24.04.2019, 21:39
Wieso Liam schlagartig für einen Moment so klang wie ein vorpubertärer Bub, der gerade das Wort „Penis“ zum ersten Mal laut ausgesprochen hatte, war der Nordskov unbegreiflich. Womöglich hatte sie sich in einer Formulierung vertan, die ihn an etwas Lustiges erinnerte. Oder er stellte sich den Kampf erprobten Ryan als hüpfende Knetfigur vor, die sich mit Händen und Füßen gegen seine Angreifer zu Wehr setzte. Doch die Wahrheit war so banal, dass Skadi beinahe rot angelaufen wäre – nicht etwa aus Scham, sondern weil sie für eine Sekunde lang wütend auf sich war. Hatte sie den Fremden tatsächlich so selten in Augenschein genommen, dass ihr sein markantestes Merkmal entgangen war?
Auf Liams Worte reagierte die Dunkelhaarige nur mit einem kurzen Zusammenkneifen der Augen und Lippen, schnaubte geräuschvoll, was nicht eindeutig als amüsiert oder genervt zu identifizieren war und folgte dem Pfad aus der Gasse hinaus. DAS war unangenehm!
Viel lieber ging sie nun dazu über die verbliebenen Stände nach etwas Essbarem abzusuchen, schmunzelte angesichts der Worte, die über ihre Schultern an ihre Ohren schwappten und schenkte dem Musiker einen kurzen Seitenblick. Spielte mit den geschwungenen Brauen, als morste sie ihm geheime Codes zu. Wenn sie wollte, würde sie ihm schon sehr deutlich machen, dass es keine essbare Hauptspeise für sie brauchte. Doch so angenehm diese kleinen Neckereien auch waren, verblieben die umtriebigen Gedanken viel zu kurz in ihrem Brustkorb, als dass sie den Fremden am Handgelenk gepackt und wieder zurück in die Gasse gezerrt hätte. Irgendwann einmal vielleicht, wenn sie sich länger kannten oder Skadi nach langer Durststrecke sogar einen Baum besteigen würde. Doch jetzt hatte sie Hunger – verdammt großen Hunger sogar.
Schwer seufzend musste sie allerdings erkennen, dass das Angebot eher spärlich war. Nichts, womit sie auf Dauer glücklich werden konnte. Lange musterte sie den Dunkelhaarigen, ließ den Blick über sein Gesicht, seine Locken und Ohrenspitzen wandern. Verzog für einen kurzen Augenblick die Lippen zur Seite und atmete schwer aus.
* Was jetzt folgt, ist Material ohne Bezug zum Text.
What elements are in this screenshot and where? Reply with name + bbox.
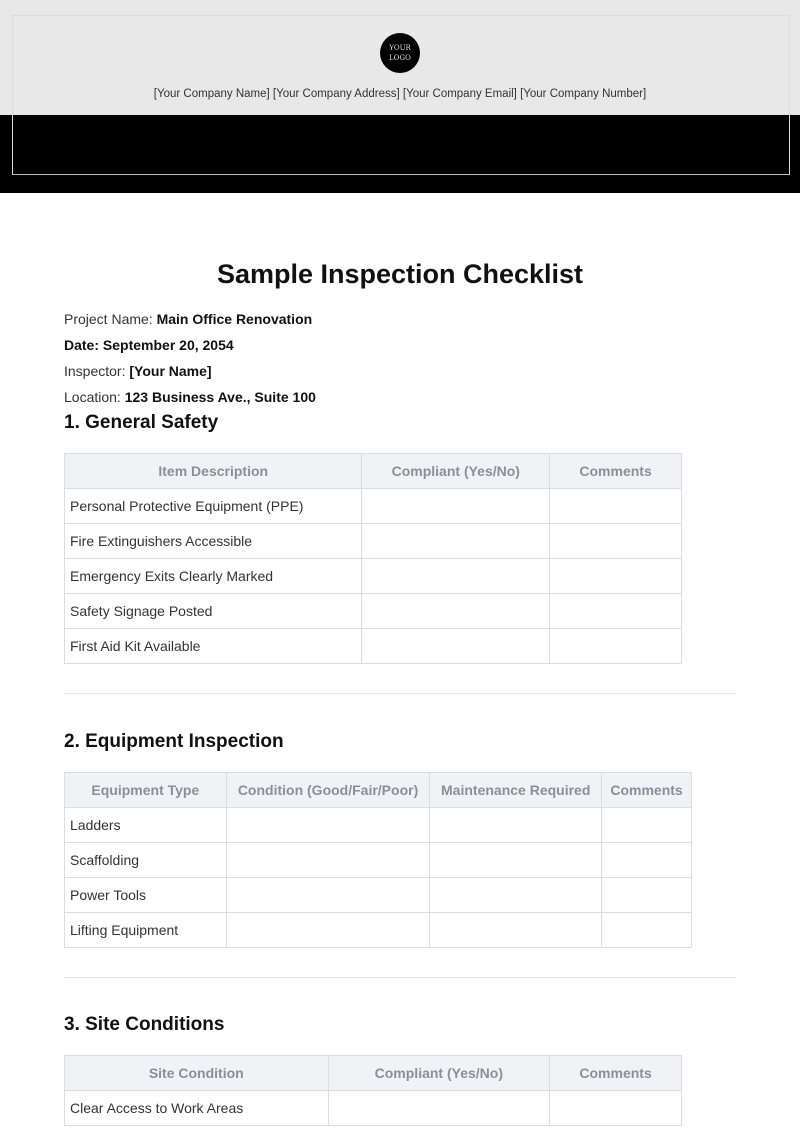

Auf der einen Seite bekam sie in einem Wirtshaus etwas Gutes zu essen, bevor sie wieder Monate lang auf dem Schiff unterwegs sein und sich von den kleinsten Rationen ernähren musste. Auf der anderen Seite allerdings lagerte das meiste Geld nicht in ihrem Beutel, sondern in Enriques. Und der war mit den Keksen, die er heute Morgen erstanden hatte, überall in der Stadt – nur nicht hier!
“Mh… ich befürchte nur, dass es mich nicht wirklich satt machen wird. “
Zwiegespalten huschten die braunen Augenpaare auf den Stand neben sich, dessen Calamari Spieße zwar köstlich aussahen, doch keinen Appetit in ihr verursachten. Es brauchte gefühlte Stunden, bis sich Skadi von dem Anblick losreißen konnte und an Liam vorbei auf die andere Seite der Straße schlenderte. Mit erhobenen Zeige- und Mittelfinger bedeutete sie dem Verkäufer, dass sie zwei der gefüllten Brote nahm und raffte den Saum ihres Kleides hoch.
Klimpernd kam nach etlichen Zentimetern – das Kleid hing bereits auf der einen Seite nur noch knapp unterhalb des Schritts – der lederne Beutel zum Vorschein, den sie mit einem geschickten Handgriff von ihrem Oberschenkel löste und kurz darauf dem Herren am anderen Ende seine Münzen in die Hand drückte.
“Auch einen?“
Mit erhobener Hand hielt sie Liam das zweite gefüllte Brot mit Fleisch und Gemüse entgegen, balancierte es so gut sie konnte, damit die Hälfte nicht bereits auf den gepflasterten Boden plumpste.
“DAS hat uns jetzt definitiv nicht das letzte Hemd gekostet.“, fügte sie mit einem schelmischen Schmunzeln hinzu und fischte sich mit den Lippen ein überstehendes Stück Gurke aus dem Brot.